Eu me abaixei atrás de uma coluna e murmurei: “Ei, mamãe! O sr. Gianini já conseguiu fazer de você uma mulher honesta, foi?” Bom, parece que já tinha conseguido sim. Já estavam casados (um pouco tarde, se querem saber, mas, peraí, pelo menos a criança não vai nascer com o estigma da ilegitimidade que eu tive que suportar a vida inteira). Eram apenas seis e pouco da matina onde eles estavam, e os dois curtiam uma praia em algum lugar tomando piña colada (a original).
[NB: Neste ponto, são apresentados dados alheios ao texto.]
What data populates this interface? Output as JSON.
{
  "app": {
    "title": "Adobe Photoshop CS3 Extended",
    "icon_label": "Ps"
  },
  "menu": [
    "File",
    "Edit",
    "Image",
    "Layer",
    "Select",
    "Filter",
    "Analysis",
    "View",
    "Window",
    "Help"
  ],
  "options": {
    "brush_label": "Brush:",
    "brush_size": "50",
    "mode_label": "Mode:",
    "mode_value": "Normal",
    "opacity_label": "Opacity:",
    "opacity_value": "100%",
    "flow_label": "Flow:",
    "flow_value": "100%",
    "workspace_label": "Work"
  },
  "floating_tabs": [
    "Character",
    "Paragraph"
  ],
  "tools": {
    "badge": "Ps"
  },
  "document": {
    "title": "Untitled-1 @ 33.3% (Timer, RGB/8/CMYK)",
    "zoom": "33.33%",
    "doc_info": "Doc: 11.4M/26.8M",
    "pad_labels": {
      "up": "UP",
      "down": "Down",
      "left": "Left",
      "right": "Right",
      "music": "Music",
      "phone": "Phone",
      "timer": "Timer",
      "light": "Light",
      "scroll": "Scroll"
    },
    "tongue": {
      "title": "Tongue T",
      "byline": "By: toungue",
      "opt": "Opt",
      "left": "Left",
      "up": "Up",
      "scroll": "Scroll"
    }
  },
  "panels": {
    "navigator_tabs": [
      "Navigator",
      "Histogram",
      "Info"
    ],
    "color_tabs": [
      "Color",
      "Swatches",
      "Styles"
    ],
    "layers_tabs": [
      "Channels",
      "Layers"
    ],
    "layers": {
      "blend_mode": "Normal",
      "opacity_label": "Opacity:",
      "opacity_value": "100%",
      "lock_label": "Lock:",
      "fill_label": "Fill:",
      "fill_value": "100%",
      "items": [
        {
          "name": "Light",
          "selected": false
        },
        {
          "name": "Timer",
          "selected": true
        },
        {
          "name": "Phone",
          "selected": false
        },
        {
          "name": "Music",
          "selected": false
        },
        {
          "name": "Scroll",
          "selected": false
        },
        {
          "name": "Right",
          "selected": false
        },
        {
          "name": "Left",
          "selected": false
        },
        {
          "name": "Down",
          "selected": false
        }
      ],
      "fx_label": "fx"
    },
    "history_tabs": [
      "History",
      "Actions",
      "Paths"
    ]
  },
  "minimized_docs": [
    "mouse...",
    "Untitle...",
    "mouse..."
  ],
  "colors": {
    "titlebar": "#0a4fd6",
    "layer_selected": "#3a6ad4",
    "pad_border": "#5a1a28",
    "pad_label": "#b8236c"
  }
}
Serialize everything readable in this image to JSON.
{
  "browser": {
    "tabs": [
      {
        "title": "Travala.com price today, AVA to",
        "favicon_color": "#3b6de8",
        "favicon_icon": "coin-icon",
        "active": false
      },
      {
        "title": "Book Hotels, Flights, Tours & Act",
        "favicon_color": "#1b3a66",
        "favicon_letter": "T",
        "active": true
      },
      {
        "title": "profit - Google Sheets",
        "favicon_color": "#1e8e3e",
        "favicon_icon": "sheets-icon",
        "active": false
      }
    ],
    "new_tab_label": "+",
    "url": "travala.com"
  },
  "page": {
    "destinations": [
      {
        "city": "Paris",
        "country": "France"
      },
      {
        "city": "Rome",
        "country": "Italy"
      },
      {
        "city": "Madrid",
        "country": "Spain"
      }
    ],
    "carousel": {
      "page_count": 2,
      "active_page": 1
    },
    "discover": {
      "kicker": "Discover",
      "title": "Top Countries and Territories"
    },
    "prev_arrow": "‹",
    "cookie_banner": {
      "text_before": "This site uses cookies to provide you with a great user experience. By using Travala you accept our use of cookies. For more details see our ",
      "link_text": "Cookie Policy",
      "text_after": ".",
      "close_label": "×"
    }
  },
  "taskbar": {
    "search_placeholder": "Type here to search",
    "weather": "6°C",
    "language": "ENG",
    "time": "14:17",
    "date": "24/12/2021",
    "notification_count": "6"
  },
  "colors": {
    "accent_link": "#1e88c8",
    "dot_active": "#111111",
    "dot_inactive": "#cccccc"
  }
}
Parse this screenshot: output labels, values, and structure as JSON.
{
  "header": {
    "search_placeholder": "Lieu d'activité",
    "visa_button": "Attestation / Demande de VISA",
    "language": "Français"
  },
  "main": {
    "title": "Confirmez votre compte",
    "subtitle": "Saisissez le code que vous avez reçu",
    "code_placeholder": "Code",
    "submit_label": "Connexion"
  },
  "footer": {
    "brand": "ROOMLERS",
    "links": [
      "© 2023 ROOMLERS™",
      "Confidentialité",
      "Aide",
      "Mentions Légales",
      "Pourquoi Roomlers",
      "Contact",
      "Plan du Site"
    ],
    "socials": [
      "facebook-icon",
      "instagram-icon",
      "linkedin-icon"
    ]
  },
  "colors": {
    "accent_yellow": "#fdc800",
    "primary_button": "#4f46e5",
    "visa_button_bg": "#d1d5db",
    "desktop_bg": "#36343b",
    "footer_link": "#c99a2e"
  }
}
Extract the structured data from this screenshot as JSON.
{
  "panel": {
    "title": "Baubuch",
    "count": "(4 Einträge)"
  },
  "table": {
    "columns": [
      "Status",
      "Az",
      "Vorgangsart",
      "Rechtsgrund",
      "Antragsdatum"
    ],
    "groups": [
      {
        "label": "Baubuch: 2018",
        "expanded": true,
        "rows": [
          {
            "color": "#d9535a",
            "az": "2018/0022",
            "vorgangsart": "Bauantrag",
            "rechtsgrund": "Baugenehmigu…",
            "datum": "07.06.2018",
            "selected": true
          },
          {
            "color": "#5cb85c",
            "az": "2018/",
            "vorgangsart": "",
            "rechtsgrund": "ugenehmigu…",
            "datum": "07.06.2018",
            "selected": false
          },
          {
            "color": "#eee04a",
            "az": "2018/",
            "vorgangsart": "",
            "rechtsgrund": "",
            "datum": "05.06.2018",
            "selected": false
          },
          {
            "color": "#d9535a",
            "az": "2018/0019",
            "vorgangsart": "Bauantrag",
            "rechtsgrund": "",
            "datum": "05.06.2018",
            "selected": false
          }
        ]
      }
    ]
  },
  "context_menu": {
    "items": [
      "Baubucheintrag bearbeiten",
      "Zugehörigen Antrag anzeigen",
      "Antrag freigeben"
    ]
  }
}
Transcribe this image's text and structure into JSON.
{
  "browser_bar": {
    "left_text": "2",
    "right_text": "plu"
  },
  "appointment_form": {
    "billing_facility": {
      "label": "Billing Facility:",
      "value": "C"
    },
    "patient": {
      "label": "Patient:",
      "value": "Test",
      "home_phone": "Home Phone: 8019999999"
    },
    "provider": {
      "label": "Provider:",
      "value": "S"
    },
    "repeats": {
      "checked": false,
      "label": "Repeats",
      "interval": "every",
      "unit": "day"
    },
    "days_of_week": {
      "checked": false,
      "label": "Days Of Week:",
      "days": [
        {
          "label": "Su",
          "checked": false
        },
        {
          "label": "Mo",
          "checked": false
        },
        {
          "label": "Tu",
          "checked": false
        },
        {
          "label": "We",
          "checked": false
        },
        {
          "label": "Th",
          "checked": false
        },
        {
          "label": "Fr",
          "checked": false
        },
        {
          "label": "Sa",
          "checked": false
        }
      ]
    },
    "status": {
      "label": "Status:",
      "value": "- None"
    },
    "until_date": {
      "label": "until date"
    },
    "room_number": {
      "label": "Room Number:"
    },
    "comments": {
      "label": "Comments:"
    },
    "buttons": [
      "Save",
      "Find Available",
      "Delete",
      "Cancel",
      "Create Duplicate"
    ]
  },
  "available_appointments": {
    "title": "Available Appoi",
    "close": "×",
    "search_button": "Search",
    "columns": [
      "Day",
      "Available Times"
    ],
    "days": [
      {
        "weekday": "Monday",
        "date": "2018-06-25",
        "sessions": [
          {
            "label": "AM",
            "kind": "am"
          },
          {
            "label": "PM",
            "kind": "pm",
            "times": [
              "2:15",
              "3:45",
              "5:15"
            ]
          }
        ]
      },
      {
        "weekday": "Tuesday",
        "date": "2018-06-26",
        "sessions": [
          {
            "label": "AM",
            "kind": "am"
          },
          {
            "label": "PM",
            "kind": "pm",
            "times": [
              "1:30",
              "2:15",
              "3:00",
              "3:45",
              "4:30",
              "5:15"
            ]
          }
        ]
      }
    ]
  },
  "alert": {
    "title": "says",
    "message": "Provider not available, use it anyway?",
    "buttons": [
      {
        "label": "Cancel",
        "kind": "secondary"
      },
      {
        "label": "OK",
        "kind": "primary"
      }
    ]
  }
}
Fiz minha mãe prometer que não ia beber mais nenhuma, porque não se pode confiar no gelo desses lugares. “Podem existir parasitas no gelo, mamãe”, informei a ela. “Tem umas minhoquinhas que vivem nos glaciares da Antártida, sabe, estudamos elas em biologia. Elas existem há milhares de anos. Então, mesmo que a água esteja congelada, a gente ainda corre o risco de pegar uma doença. Você só deve aceitar gelo feito de água engarrafada. Ei, por que não chama o sr. Gianini ao telefone, que vou dizer a ele exatamente o que precisa fazer...” Mamãe me interrompeu. “Mia”, disse. “Como eles...”, pigarreou. “Como a minha mãe reagiu?” “Mãezinha?” Olhei na direção da Mãezinha. A verdade era que a Mãezinha estava se divertindo à beça. Estava adorando viver o papel de mãe da noiva. Até ali, já tinha dançado com o príncipe Albert, que estava representando a família real de Mônaco, e o príncipe Andrew, que não parecia estar sentindo falta nenhuma da Fergie, se querem saber... “Humm”, disse eu. “A Mãezinha... tá fula da vida com você!”

236 “É mesmo, Mia?”, indagou ela, contendo a respiração.